The Scharr gradient for an image can be calculated in different directions depending on the value of the dx and dy parameters

1.?X-direction Scharr derivative: The Scharr derivative is computed in the X-direction by setting the value for the x derivative as 1 and the value for y derivative as 0. Therefore, dx will be equal to 1 and dy will be equal to 0.

2.?Y-direction Scharr derivative: The Scharr derivative is computed in the Y-direction by setting the value for the x derivative as 0 and the value for y derivative as 1. Therefore, dx will be equal to 0 and dy will be equal to 1.

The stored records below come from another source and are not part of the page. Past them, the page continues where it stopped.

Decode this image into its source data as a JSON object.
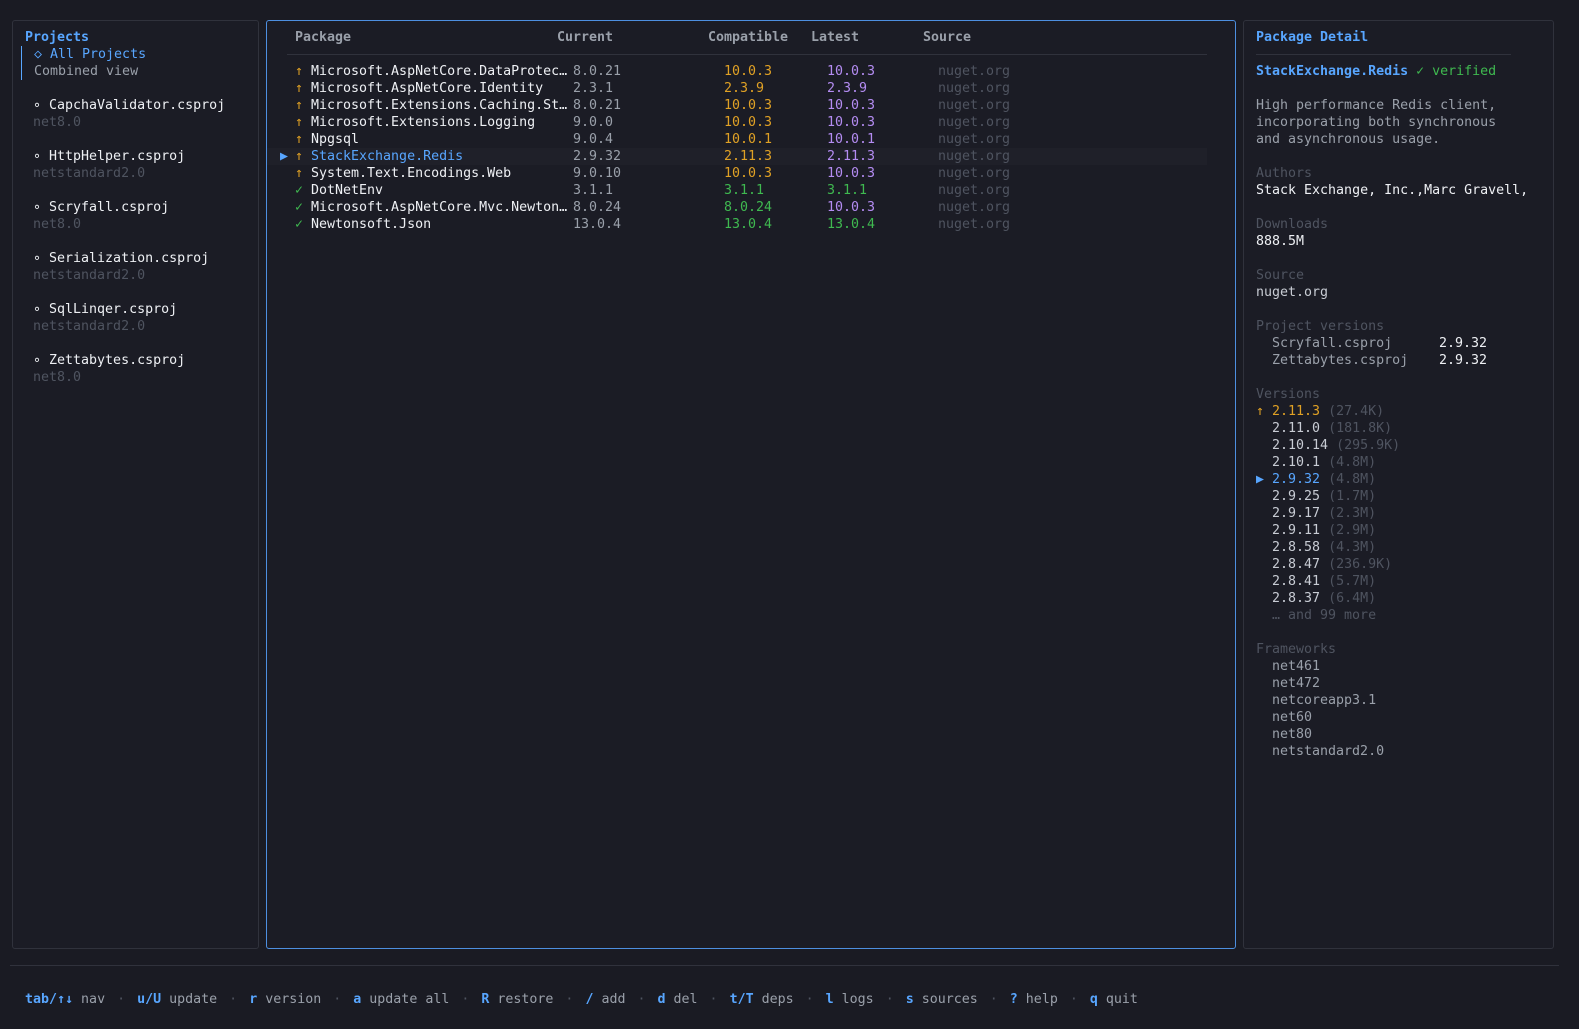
{
  "projects_panel": {
    "title": "Projects",
    "all_projects": "◇ All Projects",
    "combined_view": "Combined view",
    "projects": [
      {
        "name": "CapchaValidator.csproj",
        "framework": "net8.0"
      },
      {
        "name": "HttpHelper.csproj",
        "framework": "netstandard2.0"
      },
      {
        "name": "Scryfall.csproj",
        "framework": "net8.0"
      },
      {
        "name": "Serialization.csproj",
        "framework": "netstandard2.0"
      },
      {
        "name": "SqlLinqer.csproj",
        "framework": "netstandard2.0"
      },
      {
        "name": "Zettabytes.csproj",
        "framework": "net8.0"
      }
    ],
    "bullet": "∘"
  },
  "packages_table": {
    "headers": {
      "package": "Package",
      "current": "Current",
      "compatible": "Compatible",
      "latest": "Latest",
      "source": "Source"
    },
    "rows": [
      {
        "status": "outdated",
        "icon": "↑",
        "name": "Microsoft.AspNetCore.DataProtec…",
        "current": "8.0.21",
        "compatible": "10.0.3",
        "latest": "10.0.3",
        "source": "nuget.org"
      },
      {
        "status": "outdated",
        "icon": "↑",
        "name": "Microsoft.AspNetCore.Identity",
        "current": "2.3.1",
        "compatible": "2.3.9",
        "latest": "2.3.9",
        "source": "nuget.org"
      },
      {
        "status": "outdated",
        "icon": "↑",
        "name": "Microsoft.Extensions.Caching.St…",
        "current": "8.0.21",
        "compatible": "10.0.3",
        "latest": "10.0.3",
        "source": "nuget.org"
      },
      {
        "status": "outdated",
        "icon": "↑",
        "name": "Microsoft.Extensions.Logging",
        "current": "9.0.0",
        "compatible": "10.0.3",
        "latest": "10.0.3",
        "source": "nuget.org"
      },
      {
        "status": "outdated",
        "icon": "↑",
        "name": "Npgsql",
        "current": "9.0.4",
        "compatible": "10.0.1",
        "latest": "10.0.1",
        "source": "nuget.org"
      },
      {
        "status": "outdated",
        "icon": "↑",
        "name": "StackExchange.Redis",
        "current": "2.9.32",
        "compatible": "2.11.3",
        "latest": "2.11.3",
        "source": "nuget.org",
        "selected": true
      },
      {
        "status": "outdated",
        "icon": "↑",
        "name": "System.Text.Encodings.Web",
        "current": "9.0.10",
        "compatible": "10.0.3",
        "latest": "10.0.3",
        "source": "nuget.org"
      },
      {
        "status": "ok",
        "icon": "✓",
        "name": "DotNetEnv",
        "current": "3.1.1",
        "compatible": "3.1.1",
        "latest": "3.1.1",
        "source": "nuget.org",
        "latest_ok": true
      },
      {
        "status": "ok",
        "icon": "✓",
        "name": "Microsoft.AspNetCore.Mvc.Newton…",
        "current": "8.0.24",
        "compatible": "8.0.24",
        "latest": "10.0.3",
        "source": "nuget.org"
      },
      {
        "status": "ok",
        "icon": "✓",
        "name": "Newtonsoft.Json",
        "current": "13.0.4",
        "compatible": "13.0.4",
        "latest": "13.0.4",
        "source": "nuget.org",
        "latest_ok": true
      }
    ],
    "selected_marker": "▶"
  },
  "detail": {
    "title": "Package Detail",
    "package_name": "StackExchange.Redis",
    "verified": "✓ verified",
    "description": [
      "High performance Redis client,",
      "incorporating both synchronous",
      "and asynchronous usage."
    ],
    "authors_label": "Authors",
    "authors": "Stack Exchange, Inc.,Marc Gravell,",
    "downloads_label": "Downloads",
    "downloads": "888.5M",
    "source_label": "Source",
    "source": "nuget.org",
    "project_versions_label": "Project versions",
    "project_versions": [
      {
        "project": "Scryfall.csproj",
        "version": "2.9.32"
      },
      {
        "project": "Zettabytes.csproj",
        "version": "2.9.32"
      }
    ],
    "versions_label": "Versions",
    "versions": [
      {
        "marker": "↑",
        "version": "2.11.3",
        "downloads": "(27.4K)",
        "kind": "latest"
      },
      {
        "version": "2.11.0",
        "downloads": "(181.8K)"
      },
      {
        "version": "2.10.14",
        "downloads": "(295.9K)"
      },
      {
        "version": "2.10.1",
        "downloads": "(4.8M)"
      },
      {
        "marker": "▶",
        "version": "2.9.32",
        "downloads": "(4.8M)",
        "kind": "current"
      },
      {
        "version": "2.9.25",
        "downloads": "(1.7M)"
      },
      {
        "version": "2.9.17",
        "downloads": "(2.3M)"
      },
      {
        "version": "2.9.11",
        "downloads": "(2.9M)"
      },
      {
        "version": "2.8.58",
        "downloads": "(4.3M)"
      },
      {
        "version": "2.8.47",
        "downloads": "(236.9K)"
      },
      {
        "version": "2.8.41",
        "downloads": "(5.7M)"
      },
      {
        "version": "2.8.37",
        "downloads": "(6.4M)"
      }
    ],
    "more_versions": "… and 99 more",
    "frameworks_label": "Frameworks",
    "frameworks": [
      "net461",
      "net472",
      "netcoreapp3.1",
      "net60",
      "net80",
      "netstandard2.0"
    ]
  },
  "footer": {
    "shortcuts": [
      {
        "key": "tab/↑↓",
        "label": "nav"
      },
      {
        "key": "u/U",
        "label": "update"
      },
      {
        "key": "r",
        "label": "version"
      },
      {
        "key": "a",
        "label": "update all"
      },
      {
        "key": "R",
        "label": "restore"
      },
      {
        "key": "/",
        "label": "add"
      },
      {
        "key": "d",
        "label": "del"
      },
      {
        "key": "t/T",
        "label": "deps"
      },
      {
        "key": "l",
        "label": "logs"
      },
      {
        "key": "s",
        "label": "sources"
      },
      {
        "key": "?",
        "label": "help"
      },
      {
        "key": "q",
        "label": "quit"
      }
    ],
    "separator": "·"
  },
  "colors": {
    "accent": "#58a6ff",
    "outdated": "#e0a125",
    "latest": "#b48cf2",
    "ok": "#3fb950"
  }
}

3.?X and Y direction Scharr derivative: The Scharr derivative cannot be computed for both X and Y directions simultaneously.

# Importing OpenCV
import cv2
# Importing numpy
import numpy as np
# Importing matplotlib.pyplot
import matplotlib.pyplot as plt
# Reading the image
img = cv2.imread(r'/Users/abhishake/Desktop/Sudoku_Puzzle_by_L2G-20050714_standardized_layout.svg.png')
img = cv2.cvtColor(img, cv2.COLOR_RGB2GRAY)
# Displaying the original image
plt.imshow(img, cmap='gray')
plt.show()V        

The X gradients :

# X gradient Scharr operato
fieldx = cv2.Scharr(img, cv2.CV_32F, 1, 0) / 15.36
# Displaying output image
plt.imshow(fieldx, cmap='gray')
plt.show()        

The Y gradients :

# Y gradient Scharr operator
fieldy = cv2.Scharr(img, cv2.CV_32F, 0, 1) / 15.36
# Displaying output image
plt.imshow(fieldy, cmap='gray')
plt.show()        

Conclusion

Through this article, we understood what we mean by convolution filters and image gradient and why it is necessary for image processing. We understood the theory of edge detection in image processing and also learned the formulation of the Sobel and Scharr operator used to compute the gradient of an image. We also implemented these functions to gain a better understanding of these functions.